A l’évidence, de nombreux événements dramatiques causés par les incendies pourraient être évités par la simple présence de détecteurs avertisseurs autonomes de fumée (DAAF). En effet, chaque année, plus de 800 décès sont causés par des incendies d’habitation. Un incendie domestique se déclare toutes les 2 minutes en France. Leur nombre connaît une augmentation constante depuis 20 ans. Pour 51 000 feux d’habitation comptabilisés en 1981, plus de 98 000 ont été dénombrés en 2003. Ces sinistres font l’objet de 250 000 déclarations en moyenne par an. En outre, l’intoxication par inhalation de fumée est à l’origine de 80 % des décès. Enfin, le feu représente la première cause de mortalité chez les enfants de moins de 5 ans.
Si 70 % des incendies se déclenchent le jour, 70 % des incendies mortels se produisent la nuit, faute d’avertissement. Contrairement aux idées reçues, l’odeur de fumée non seulement ne réveille pas mais produit l’effet inverse. Elle contient du monoxyde de carbone qui plonge dans un profond sommeil.
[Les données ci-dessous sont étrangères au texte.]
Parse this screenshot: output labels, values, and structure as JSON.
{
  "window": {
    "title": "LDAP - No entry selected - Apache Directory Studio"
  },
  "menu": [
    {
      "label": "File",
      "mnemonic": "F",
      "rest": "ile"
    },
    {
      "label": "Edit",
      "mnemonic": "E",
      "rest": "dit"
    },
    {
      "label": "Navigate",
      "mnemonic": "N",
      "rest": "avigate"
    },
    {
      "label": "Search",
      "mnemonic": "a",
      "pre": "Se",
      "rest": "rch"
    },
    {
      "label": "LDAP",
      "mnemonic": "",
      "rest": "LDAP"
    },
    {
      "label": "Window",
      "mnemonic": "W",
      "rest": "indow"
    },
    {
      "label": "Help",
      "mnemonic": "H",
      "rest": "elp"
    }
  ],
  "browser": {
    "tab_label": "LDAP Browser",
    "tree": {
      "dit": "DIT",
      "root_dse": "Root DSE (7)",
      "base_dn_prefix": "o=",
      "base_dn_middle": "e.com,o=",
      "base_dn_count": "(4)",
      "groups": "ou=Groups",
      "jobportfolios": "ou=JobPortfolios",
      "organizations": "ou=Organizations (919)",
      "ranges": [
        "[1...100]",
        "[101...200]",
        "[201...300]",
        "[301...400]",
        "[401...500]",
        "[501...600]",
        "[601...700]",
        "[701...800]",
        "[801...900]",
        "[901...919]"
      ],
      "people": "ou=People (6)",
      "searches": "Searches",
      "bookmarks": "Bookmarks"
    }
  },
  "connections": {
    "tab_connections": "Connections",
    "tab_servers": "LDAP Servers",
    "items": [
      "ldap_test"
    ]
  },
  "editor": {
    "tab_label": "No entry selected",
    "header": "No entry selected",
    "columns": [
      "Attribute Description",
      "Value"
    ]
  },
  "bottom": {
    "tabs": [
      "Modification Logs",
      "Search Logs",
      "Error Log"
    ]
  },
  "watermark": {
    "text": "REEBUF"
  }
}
Leur détection précoce s’impose de façon impérative et vitale.
A la différence des immeubles à destination d’entreprise ou du public, régis par une réglementation stricte qui impose la présence obligatoire de moyens de détection et d’alerte précoces, l’installation de DAAF dans les lieux d’habitation n’est assujettie à aucune obligation légale ou réglementaire. Leur présence reste aujourd’hui inférieure à 1 % alors que ce taux s’élève à 98 % en Norvège, 95 % au Canada et aux Etats-Unis ou 89 % au Royaume Uni. Les pays qui les ont rendus obligatoire et pour lesquels le taux d’équipement est supérieur à 90 %, connaissent une baisse de 50 % du nombre de décès dans les incendies d’habitation et du nombre d’incendies nécessitant l’intervention des pompiers.